I lay all this out for a few reasons. As I said, writing this to you helps me to flesh these ideas out. And as I said, I am keen to hear what NSG comrades made of this. In addition to those reasons, I think that these closing issues relate back to the matter of a needed conversation about how to organize the unorganized (rather than leaving that task to the AFL and CtW unions), as well as to the limits of the unions. In my view, concerns such as these and questions about what we are organizing for should inform conversation about how to organize. Furthermore, it seems to me that unions are incredibly important and yet they have a contradictory relationship to the transformative potentials of struggle that I mentioned and that my comrades and I have been talking about.

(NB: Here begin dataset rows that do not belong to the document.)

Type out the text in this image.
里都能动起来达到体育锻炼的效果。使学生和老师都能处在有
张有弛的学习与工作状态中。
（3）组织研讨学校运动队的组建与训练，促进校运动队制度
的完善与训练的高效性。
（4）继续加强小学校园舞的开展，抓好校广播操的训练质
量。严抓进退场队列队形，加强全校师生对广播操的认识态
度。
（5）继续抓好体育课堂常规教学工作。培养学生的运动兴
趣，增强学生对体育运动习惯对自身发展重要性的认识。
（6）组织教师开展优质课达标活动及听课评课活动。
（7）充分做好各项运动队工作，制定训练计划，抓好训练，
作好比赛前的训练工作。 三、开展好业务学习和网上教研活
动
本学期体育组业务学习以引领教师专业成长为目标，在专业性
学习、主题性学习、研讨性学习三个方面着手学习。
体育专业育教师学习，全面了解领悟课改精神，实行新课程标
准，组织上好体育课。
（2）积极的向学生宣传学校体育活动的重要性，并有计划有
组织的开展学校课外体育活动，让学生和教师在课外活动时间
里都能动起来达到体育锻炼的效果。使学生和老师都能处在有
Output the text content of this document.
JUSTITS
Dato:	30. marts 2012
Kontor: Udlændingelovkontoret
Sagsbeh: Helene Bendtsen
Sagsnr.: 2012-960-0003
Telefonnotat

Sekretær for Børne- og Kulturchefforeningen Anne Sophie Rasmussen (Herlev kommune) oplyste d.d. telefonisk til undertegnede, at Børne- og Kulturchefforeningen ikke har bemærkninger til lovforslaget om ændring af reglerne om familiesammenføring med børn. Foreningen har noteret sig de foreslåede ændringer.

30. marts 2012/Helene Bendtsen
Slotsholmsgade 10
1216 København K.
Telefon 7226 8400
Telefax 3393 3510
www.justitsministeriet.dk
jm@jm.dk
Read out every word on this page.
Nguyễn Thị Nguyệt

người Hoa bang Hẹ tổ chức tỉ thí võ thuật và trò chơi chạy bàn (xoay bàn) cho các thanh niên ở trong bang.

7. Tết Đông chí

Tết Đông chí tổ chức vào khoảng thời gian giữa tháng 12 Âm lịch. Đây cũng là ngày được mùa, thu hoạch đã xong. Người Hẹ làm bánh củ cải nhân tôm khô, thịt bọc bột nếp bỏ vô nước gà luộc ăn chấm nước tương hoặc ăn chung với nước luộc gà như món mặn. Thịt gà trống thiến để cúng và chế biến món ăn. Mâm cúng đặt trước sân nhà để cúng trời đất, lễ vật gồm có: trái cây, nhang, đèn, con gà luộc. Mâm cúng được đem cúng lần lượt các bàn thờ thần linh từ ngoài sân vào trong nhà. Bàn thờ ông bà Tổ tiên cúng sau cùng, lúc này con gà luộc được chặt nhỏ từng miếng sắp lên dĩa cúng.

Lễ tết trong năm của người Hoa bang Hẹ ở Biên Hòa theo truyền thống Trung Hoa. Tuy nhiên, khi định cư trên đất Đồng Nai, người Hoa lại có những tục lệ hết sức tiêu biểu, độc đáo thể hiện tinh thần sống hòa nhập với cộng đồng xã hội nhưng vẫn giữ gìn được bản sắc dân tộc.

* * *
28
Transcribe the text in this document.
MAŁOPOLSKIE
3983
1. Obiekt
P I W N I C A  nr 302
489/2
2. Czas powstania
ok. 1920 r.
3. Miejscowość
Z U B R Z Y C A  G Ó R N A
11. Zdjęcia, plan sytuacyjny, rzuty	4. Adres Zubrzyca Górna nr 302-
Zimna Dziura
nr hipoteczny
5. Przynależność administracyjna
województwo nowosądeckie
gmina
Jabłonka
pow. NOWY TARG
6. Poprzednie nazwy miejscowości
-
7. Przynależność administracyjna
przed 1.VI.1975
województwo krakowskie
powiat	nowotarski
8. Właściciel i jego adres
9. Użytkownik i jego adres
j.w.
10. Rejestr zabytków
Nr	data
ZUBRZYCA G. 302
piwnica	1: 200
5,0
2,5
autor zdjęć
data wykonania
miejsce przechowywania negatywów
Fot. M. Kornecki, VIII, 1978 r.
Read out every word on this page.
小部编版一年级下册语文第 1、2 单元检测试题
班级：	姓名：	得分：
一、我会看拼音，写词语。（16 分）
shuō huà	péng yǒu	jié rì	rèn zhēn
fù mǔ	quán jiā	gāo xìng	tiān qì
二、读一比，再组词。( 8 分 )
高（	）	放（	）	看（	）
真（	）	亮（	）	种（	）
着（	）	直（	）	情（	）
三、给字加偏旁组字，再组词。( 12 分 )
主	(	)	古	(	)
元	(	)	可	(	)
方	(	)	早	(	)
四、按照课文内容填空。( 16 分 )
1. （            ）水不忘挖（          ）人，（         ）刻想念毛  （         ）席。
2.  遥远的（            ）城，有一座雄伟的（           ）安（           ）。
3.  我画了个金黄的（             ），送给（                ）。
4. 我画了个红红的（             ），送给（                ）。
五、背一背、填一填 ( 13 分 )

The way I see it, the unions are like a kerosene lamp. The lamp has components that create fire, that sustain fire, that contain fire to keep it from getting above a certain temperature and from spreading or joining up with other fires. Unions create class conflict, sustain class conflict, manage class conflict to keep it from getting too hot, and they prevent it from spreading around the class. The managerial roles are built in to the labor law, to encourage or force unions to contain workers (I don’t know much about Canadian labour law but I do know something about US labor law, and the National Labor Relations Act when originally created had a preface that argued that collective bargaining was necessary for labor peace). In our efforts to organize, we should be clear about these different relationships to the fire of class struggle, and if possible seek to build organizations that have the first few functions – creating and sustaining struggle – while avoiding or minimizing the containment functions. Here too is another reason not to leave organizing to the unions.

In closing, thanks again for New Socialist. I plan to read much more of your writings. Thanks as well for taking the time to read my letter. I hope it’s clear that I send this in a comradely spirit, interested in a mutually beneficial conversation and interested in hearing your thoughts, and not to engage in one-upsmanship or self-aggrandizement.